A flawed yet absorbing and immensely moving account of Tchaikovsky’s romantic opera
If it’s chandeliers you’re after, look elsewhere. Garsington Opera's new Eugene Onegin keeps things simple, the Larinas’ wooden dacha nothing more than interlocking stage elements that later become a semi-abstract mirrored ballroom. Director Michael Boyd‘s focus is entirely on the characters, both young and not so young.
Eugene Onegin depicts the folly of an arrogant young man, the death of his impetuous friend Lensky and the blossoming of an infatuated teenager, Tatyana. It is a tragedy in all but name, since sometimes the burden of life can be crueller than the alternative.
Boyd establishes Tatyana’s character during the prelude by showing Pushkin’s dreamy proto-Bovary in thrall to some literary romance. When, at a descending orchestral figure, she and her book slide luxuriantly to the floor, we know we’re in safe hands. The director has worked closely on detail with his namesake, the conductor Douglas Boyd, and his staging is peppered with such telling moments, as when Tatyana’s sister Olga mimics a song the peasants have just been singing. They briefly gaze in her direction, a hint of languid contempt on their faces, then turn away. They have no interest in her privileged world.
But we do. Onegin is an opera about the passage of time and how we change. The touching directness of youthful courtship gives way to an acutely-observed tapestry of the heart; it’s an opera that starts simply but ends in a fury of elaborate cross-stitch. Boyd gets this progression exactly right as he depicts Tatyana’s struggle to build a carapace around her emotions. The result, though theatrically flawed in places, is shattering.
'An astonishing capacity for stillness'
Designer Tom Piper and his lighting colleague, Giuseppe di Iorio, make deft use of Garsington’s evening sunshine to bathe the opening scene in Madame Larina’s garden in natural light, while the decision to stage the first-act ball within cramped confines not only means the later, grander affair has maximum impact but also ensures we miss none of the reactions to Onegin’s impulsive behaviour.
The duel scene crackles with the tension of a Sergio Leone stand-off, but the director’s decision thereafter to show Lensky as a ghost who haunts Onegin is only partially realised. The dead, bloodied body jumps to its feet in a way that takes us out of the moment, and the spectral idea is never happily integrated thereafter.
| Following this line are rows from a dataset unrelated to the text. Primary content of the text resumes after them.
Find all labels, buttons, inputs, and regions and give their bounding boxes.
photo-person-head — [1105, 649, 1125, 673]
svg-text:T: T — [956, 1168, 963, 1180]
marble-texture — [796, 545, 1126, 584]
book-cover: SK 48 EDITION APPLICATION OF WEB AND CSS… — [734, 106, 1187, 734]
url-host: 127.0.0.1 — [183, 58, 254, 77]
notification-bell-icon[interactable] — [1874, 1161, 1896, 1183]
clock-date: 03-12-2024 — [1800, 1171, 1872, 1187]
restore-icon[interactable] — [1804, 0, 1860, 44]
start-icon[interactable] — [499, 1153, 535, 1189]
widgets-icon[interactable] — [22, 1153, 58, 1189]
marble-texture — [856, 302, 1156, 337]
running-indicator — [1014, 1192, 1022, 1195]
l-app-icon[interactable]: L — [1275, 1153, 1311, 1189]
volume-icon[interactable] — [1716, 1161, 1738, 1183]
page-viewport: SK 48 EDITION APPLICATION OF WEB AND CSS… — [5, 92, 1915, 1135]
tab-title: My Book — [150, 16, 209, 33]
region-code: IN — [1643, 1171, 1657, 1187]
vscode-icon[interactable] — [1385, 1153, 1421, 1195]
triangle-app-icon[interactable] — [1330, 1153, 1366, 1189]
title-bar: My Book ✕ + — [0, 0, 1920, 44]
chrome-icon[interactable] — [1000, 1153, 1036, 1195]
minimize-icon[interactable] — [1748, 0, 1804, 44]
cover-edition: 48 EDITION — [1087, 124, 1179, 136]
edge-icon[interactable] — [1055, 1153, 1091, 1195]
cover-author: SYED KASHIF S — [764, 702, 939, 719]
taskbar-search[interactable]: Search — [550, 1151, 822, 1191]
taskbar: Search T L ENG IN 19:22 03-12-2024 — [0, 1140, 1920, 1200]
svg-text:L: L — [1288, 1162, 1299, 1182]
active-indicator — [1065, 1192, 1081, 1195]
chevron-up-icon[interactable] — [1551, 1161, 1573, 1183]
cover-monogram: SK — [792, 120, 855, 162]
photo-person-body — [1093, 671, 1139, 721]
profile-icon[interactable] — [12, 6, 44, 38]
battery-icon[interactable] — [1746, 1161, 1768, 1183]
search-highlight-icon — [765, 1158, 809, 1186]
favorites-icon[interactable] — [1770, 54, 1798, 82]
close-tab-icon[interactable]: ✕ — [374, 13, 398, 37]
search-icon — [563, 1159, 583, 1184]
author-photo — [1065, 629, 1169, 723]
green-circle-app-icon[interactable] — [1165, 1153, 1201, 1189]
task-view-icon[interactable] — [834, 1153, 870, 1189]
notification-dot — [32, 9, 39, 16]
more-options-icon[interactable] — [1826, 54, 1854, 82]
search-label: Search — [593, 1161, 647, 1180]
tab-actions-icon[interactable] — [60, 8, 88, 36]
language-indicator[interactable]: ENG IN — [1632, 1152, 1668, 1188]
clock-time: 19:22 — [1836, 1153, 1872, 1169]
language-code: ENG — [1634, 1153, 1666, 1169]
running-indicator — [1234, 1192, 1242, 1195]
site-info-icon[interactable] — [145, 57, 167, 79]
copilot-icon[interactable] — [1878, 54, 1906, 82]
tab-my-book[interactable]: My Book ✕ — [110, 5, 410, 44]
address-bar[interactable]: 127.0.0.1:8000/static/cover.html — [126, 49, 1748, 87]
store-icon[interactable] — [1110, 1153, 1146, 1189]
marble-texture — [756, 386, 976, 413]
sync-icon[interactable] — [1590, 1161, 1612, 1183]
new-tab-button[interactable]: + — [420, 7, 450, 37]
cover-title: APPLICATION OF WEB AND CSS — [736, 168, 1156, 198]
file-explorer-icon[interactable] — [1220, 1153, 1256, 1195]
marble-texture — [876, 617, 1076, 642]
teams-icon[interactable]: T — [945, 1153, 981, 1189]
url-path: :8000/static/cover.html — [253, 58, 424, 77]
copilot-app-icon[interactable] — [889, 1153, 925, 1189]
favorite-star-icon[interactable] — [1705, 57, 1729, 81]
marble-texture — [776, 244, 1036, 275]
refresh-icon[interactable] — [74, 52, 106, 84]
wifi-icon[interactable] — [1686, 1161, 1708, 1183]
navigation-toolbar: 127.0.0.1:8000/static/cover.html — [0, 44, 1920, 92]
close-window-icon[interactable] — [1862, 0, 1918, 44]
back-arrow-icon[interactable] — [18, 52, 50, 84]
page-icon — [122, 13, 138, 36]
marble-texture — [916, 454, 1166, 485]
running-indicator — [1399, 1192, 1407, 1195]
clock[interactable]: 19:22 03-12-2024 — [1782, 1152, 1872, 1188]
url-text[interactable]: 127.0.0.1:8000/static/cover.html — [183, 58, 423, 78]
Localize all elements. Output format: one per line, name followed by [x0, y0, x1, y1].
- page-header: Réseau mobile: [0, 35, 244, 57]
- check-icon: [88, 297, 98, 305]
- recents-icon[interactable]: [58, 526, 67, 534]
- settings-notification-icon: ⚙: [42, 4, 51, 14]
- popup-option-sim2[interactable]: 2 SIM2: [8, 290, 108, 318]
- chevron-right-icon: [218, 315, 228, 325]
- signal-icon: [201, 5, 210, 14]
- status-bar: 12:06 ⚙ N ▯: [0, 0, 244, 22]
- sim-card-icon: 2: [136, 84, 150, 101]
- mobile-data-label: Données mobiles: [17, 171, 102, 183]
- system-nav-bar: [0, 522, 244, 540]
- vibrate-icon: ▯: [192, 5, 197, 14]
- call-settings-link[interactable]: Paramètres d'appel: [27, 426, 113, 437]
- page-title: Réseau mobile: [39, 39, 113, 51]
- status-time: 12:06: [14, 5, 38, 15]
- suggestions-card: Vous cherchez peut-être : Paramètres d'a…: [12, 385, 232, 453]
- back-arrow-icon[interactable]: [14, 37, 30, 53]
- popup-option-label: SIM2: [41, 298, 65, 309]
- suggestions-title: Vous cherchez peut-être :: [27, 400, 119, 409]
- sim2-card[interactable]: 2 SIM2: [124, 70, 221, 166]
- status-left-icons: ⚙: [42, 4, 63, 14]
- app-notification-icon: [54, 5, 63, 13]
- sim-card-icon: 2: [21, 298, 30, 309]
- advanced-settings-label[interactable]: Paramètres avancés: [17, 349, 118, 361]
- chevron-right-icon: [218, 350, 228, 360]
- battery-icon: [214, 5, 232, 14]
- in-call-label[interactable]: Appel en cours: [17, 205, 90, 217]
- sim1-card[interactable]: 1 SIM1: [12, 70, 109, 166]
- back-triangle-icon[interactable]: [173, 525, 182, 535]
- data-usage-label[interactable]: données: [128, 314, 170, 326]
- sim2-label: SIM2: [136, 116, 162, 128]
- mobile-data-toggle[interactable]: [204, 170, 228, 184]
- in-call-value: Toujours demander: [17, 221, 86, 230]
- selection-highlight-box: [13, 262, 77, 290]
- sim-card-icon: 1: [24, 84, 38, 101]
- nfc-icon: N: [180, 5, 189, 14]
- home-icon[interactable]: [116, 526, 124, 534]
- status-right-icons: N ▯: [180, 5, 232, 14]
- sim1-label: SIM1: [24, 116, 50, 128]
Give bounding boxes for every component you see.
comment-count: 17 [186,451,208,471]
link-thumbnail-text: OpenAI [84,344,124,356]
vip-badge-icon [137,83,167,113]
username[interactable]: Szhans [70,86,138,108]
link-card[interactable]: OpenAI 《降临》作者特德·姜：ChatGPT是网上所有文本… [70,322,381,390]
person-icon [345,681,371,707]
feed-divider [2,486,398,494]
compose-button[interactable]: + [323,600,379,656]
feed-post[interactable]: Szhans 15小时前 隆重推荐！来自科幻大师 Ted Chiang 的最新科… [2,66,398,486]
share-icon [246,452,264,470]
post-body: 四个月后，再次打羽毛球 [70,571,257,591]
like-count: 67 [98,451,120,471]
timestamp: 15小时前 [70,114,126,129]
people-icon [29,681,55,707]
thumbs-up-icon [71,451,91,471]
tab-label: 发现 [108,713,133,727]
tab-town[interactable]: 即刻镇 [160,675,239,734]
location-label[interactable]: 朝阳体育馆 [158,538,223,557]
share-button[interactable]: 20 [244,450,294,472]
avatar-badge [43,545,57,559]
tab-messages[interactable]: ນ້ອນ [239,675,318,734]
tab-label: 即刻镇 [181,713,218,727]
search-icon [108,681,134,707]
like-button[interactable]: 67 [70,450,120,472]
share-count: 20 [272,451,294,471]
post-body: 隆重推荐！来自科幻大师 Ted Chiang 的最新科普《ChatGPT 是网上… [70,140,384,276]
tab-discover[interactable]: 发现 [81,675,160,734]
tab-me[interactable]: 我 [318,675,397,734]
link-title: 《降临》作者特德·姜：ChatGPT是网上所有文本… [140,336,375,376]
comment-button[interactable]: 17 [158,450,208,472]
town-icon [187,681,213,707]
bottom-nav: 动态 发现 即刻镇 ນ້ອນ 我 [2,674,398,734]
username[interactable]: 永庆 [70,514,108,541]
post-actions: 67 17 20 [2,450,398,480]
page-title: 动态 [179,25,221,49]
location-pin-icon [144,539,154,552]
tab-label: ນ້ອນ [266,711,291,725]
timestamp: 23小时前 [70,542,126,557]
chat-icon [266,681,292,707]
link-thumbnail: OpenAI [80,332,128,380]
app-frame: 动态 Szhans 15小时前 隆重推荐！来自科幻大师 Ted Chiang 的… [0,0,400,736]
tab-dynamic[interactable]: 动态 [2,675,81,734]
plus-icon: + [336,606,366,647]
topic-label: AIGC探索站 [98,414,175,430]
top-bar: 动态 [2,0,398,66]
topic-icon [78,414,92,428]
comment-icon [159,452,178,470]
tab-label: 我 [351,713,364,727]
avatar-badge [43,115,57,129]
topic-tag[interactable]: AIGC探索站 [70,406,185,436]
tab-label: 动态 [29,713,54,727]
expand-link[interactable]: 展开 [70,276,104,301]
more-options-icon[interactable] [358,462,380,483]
With superb conducting and committed orchestral playing, though, Tchaikovsky is well served. The singing is heartbreaking, from Brindley Sherratt‘s exquisite rendition of Prince Gremin’s aria to Roderick Williams‘s tonally gorgeous but psychologically screwed-up Onegin, a man he plays as beset by emotions but hostage to the mores of his time.
Tenor Oleksiy Palchykov as the impetuous Lensky sings with limpid clarity but a slight tendency to over-husband his resources, and Jurgita Adamonyté is a suitably brittle Olga.
We ache for aged nursemaid Filippyevna’s arthritic joints as the excellent Kathleen Wilkinson lugs heavy chairs from room to room; Mark Wilde‘s gentle Monsieur Triquet, the life and soul of a doomed party, is sincere rather than creepy. There’s balletic movement work by Liz Ranken that’s curiously unidiomatic but of a piece with the production’s symbolic lurches, and a resonant Garsington Chorus.
There’s no mistaking the star turn, however. Natalya Romaniw is a sublime Tatyana, blest with a full-toned soprano that's clean of detritus but laden with subtext. Her delivery of the celebrated letter scene, all 17 minutes of it, is effortless; moreover, she hides her anguish beneath a mesmerising capacity for stillness. With Romaniw, moments when nothing happens are the ones where the most is going on.
Eugene Onegin runs in repertory at Garsington Opera until 7 July.